The dark form appeared to be wearing a long coat. Fire illuminated the back and shoulders while the face remained in darkness. The firelight dazzled across the water and cast a strange shadow on the surface, where it looked like the mast and rigging of a sizeable yacht stuck up at an odd angle from the sea. A raven perched on the end of the mast that slanted out over the light-smeared ripples.

“You’ve just a few more feet to go. Come on.” The figure raised its thin arm and gestured “come,” so Ellie picked up the oars and pulled the boat toward the firelight.

Annabelle stood up in the boat and hopped out just as the dory pushed into the gravelly beach. An old woman in a long wool coat came hurriedly to the shore and took hold of the bow, being careful not to step into the water.

“Looks like you were having a time of it,” she said. “You must be the people who took the lamb from Carl’s flock down on South Pender.”

Ellie put the oars back in the water and turned to look at Slip, who had his hands in his pockets and didn’t say a word to the old woman on the beach.

“Come on, child, come ashore.
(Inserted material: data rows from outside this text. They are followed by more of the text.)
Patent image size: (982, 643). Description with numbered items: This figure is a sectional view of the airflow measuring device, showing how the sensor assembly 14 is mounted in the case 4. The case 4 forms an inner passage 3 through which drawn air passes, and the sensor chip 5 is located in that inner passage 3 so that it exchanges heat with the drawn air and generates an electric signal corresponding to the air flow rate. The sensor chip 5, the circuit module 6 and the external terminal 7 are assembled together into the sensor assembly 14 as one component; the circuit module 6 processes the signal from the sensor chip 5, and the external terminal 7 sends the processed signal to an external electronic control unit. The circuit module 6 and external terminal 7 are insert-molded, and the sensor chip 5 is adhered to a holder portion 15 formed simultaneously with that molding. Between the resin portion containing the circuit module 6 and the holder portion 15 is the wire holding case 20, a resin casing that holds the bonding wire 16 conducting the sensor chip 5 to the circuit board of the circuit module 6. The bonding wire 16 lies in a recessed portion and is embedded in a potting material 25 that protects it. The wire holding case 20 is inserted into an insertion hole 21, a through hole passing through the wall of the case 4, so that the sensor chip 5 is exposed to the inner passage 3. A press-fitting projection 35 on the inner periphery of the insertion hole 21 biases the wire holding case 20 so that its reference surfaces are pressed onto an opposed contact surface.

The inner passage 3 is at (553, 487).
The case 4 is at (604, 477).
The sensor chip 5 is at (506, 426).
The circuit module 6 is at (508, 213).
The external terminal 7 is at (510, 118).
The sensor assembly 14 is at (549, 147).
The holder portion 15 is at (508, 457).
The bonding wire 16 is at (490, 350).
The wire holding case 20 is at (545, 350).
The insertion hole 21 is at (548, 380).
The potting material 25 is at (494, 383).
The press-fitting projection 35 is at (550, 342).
Don’t have to worry. I never cared for Carl or his sheep neither. Just some talk off the mail boat. No one’s after you. Come on ashore. You look like you all could use a cup of warm soup.”
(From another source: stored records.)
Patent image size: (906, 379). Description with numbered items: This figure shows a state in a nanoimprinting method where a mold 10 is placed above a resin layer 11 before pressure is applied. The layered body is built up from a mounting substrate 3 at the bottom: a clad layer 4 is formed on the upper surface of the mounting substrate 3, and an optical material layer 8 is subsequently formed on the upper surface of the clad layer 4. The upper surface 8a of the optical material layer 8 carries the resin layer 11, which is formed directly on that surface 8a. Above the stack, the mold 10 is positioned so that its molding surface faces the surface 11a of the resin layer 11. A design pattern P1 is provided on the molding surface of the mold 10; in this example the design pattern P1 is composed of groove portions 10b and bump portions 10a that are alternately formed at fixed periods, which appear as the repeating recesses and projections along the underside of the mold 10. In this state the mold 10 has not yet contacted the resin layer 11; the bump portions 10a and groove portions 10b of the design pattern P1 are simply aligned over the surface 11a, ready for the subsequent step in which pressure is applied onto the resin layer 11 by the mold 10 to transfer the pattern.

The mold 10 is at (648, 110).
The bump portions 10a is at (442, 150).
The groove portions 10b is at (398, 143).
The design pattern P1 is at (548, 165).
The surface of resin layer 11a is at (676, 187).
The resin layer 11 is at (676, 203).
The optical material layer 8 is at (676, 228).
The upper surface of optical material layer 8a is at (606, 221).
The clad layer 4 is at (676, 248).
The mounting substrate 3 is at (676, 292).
She said her name was Mary B. and she had a pot of fish stew
sitting on a flat rock next to the fire. Slip and Annabelle pulled the dory up the beach and tied it off to a tree growing out of one of the steep bluffs that bordered the little anchorage. By the time Slip reached the fire, Annabelle had cantered up to Ellie and they both were sitting on a log hunched over their bowls, steam rising around their faces.

“Here,” Mary said, offering Slip a bowl of soup. Looking up in the woods, Slip saw the dark forms of buildings that looked partially fallen in, the windows broken out and supporting timbers sprung through the walls like ugly compound fractures.

“This is the right place,” Mary said. She watched Slip’s eyes take in the scene. “You’ve come to the right place. Don’t you worry.” Then she put a big spoon in the bowl. “He will be returning. You needn’t worry.”

She was an old woman though sometimes in the firelight you could see her as a child again. She was waiting there in the desolate anchorage, waiting for the return of her savior, a man she called the Brother Twelve.

She looked around at the refugees the sea had brought her. The girl was shivering as she ate her soup. Firelight painted their faces and each of them moved as close as they could to the flames. “Let me tell you about the first time I laid eyes on him,” the old woman said, and Slip wanted to leave the second she said it but there was nowhere to go in the cold, unfamiliar night.

She had been a college student when she first saw the Brother speak in a hall in Seattle. Her parents were both dead and she had inherited the money they had made from wheat over near Walla Walla. The executor had told her to go to college and she had been obedient.

“But when the Brother Twelve walked onto the stage, I knew, I just knew I had been saved.”

In the darkness the raven on the mast of the sunken yacht tipped forward and flew to a branch above the fire. He rattled and called down at the humans as if he were demanding some
of the stew, and in fact the old woman dug the dipper into the pot and flipped a piece of salmon and two small potatoes into the darkness behind the fire. The black bird leaped from the high branch and curved into the darkness as the old woman continued her story.

The Brother was a tall man, well over six feet, dark complexioned, with wide intense brown eyes that others described as “burning embers” but Mary described as “pools of wisdom.” He had been the son of an English philosopher and an Indian princess. He had studied with swamis and saints and with brothers of wisdom in Italy, where he was accepted into their midst as a true seer and the twelfth brother in the Order of Wisdom. The Brother Twelve had received direction from God to build his following on the remote islands of British Columbia. There, he and his followers were living according to God’s plan and waiting for their induction into Nirvana.